Horizon Alert
Summary of the vulnerability and why it matters
This advisory concerns a vulnerability in FastGPT, a knowledge-based AI application platform, that could allow for the injection of malicious code during the build process. Specifically, improperly secured workflow jobs could be tricked into downloading artifacts from untrusted sources, potentially leading to the deployment of attacker-controlled images.
- Unsafe build processes can introduce malicious code.
- Threat to supply chain integrity and code deployment.
- Verify relevance and exposure within development pipelines.
Attack Path
How an attacker could exploit the issue
An attacker could compromise the FastGPT platform by injecting malicious code into the project's build process. Specifically, by submitting a pull request with a compromised Docker image, an attacker could trick privileged workflow jobs into downloading and pushing these attacker-controlled images to GitHub Container Registry (GHCR). For documentation previews, these compromised images could then be deployed with sensitive secrets, potentially allowing further compromise.
- Entry condition: Submit a pull request with malicious code.
- Trigger point: Artifacts from untrusted pull requests are used.
- Resulting risk: Secrets deployed with documentation previews.
Live Threat
Current exploitation, exposure, and threat context
FastGPT's build process could allow an attacker to push malicious Docker images to GitHub Container Registry (GHCR). When supported by the advisory, these images could be used for documentation previews, potentially deploying with sensitive secrets.
- Attacker-controlled Docker images.
- Untrusted code in workflow files.
- Compromised secrets during previews.
Operational Fix
Recommended remediation, mitigation, and detection steps
The FastGPT platform's build process is susceptible to attack if untrusted code is introduced into specific workflow files.
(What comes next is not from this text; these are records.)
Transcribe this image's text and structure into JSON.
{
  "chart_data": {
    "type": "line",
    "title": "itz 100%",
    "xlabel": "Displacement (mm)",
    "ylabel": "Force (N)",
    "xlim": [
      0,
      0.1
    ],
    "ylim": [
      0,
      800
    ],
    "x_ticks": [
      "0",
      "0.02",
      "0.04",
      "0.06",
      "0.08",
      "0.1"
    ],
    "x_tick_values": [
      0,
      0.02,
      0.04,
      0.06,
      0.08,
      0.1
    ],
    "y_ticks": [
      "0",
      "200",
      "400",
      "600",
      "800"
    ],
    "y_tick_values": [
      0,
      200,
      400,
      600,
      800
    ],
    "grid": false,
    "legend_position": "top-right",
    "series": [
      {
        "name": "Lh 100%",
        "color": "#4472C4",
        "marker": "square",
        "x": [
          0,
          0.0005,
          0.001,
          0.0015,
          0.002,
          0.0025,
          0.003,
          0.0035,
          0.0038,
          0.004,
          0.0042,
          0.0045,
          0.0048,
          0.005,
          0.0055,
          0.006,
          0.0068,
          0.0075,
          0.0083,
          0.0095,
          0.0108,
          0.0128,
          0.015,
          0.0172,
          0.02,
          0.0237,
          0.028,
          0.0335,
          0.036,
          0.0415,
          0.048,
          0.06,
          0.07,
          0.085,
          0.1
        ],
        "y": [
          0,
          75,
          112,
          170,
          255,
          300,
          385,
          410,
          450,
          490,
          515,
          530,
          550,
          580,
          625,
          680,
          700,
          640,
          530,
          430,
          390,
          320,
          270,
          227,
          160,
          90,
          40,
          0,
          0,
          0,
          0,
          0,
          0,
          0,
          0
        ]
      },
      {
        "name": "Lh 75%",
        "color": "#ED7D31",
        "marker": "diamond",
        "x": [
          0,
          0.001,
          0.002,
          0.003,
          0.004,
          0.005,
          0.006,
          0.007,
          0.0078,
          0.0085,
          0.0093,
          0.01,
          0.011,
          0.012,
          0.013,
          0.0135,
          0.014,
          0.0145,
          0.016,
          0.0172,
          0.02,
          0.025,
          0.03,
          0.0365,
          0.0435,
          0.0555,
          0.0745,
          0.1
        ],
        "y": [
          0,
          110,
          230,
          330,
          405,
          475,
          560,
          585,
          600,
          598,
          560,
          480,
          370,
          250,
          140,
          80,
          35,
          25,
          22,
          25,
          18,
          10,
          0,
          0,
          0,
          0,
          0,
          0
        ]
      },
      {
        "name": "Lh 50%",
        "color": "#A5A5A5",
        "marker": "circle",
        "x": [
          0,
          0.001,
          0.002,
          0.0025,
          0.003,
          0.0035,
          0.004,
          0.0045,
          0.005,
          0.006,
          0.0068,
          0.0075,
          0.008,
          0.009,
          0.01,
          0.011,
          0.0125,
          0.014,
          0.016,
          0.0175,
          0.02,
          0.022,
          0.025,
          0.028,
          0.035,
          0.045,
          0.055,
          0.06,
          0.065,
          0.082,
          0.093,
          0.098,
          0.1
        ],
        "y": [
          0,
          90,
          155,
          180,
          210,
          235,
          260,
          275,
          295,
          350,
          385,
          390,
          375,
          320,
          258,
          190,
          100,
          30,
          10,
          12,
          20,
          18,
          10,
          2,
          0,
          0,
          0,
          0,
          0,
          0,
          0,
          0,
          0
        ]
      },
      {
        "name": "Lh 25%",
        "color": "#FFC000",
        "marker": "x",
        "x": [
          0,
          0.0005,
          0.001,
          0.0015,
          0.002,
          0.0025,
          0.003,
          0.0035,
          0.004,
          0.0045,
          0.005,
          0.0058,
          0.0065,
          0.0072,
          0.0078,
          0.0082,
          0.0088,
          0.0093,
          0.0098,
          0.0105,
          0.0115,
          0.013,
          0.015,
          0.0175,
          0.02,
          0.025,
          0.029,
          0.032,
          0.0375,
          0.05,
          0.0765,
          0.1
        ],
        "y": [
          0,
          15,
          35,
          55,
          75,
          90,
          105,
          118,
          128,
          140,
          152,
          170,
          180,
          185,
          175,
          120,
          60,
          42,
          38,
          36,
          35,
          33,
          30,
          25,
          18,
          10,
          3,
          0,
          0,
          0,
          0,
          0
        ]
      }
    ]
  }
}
This could allow an attacker to push malicious Docker images to GHCR and potentially deploy them with secrets, impacting documentation preview functionality. Teams responsible for CI/CD pipelines and FastGPT platform administration should prioritize identifying affected systems and owners to plan remediation.
- Platform and security teams own this issue.
- Verify workflow configurations and artifact sources.
- Plan remediation during the next maintenance window.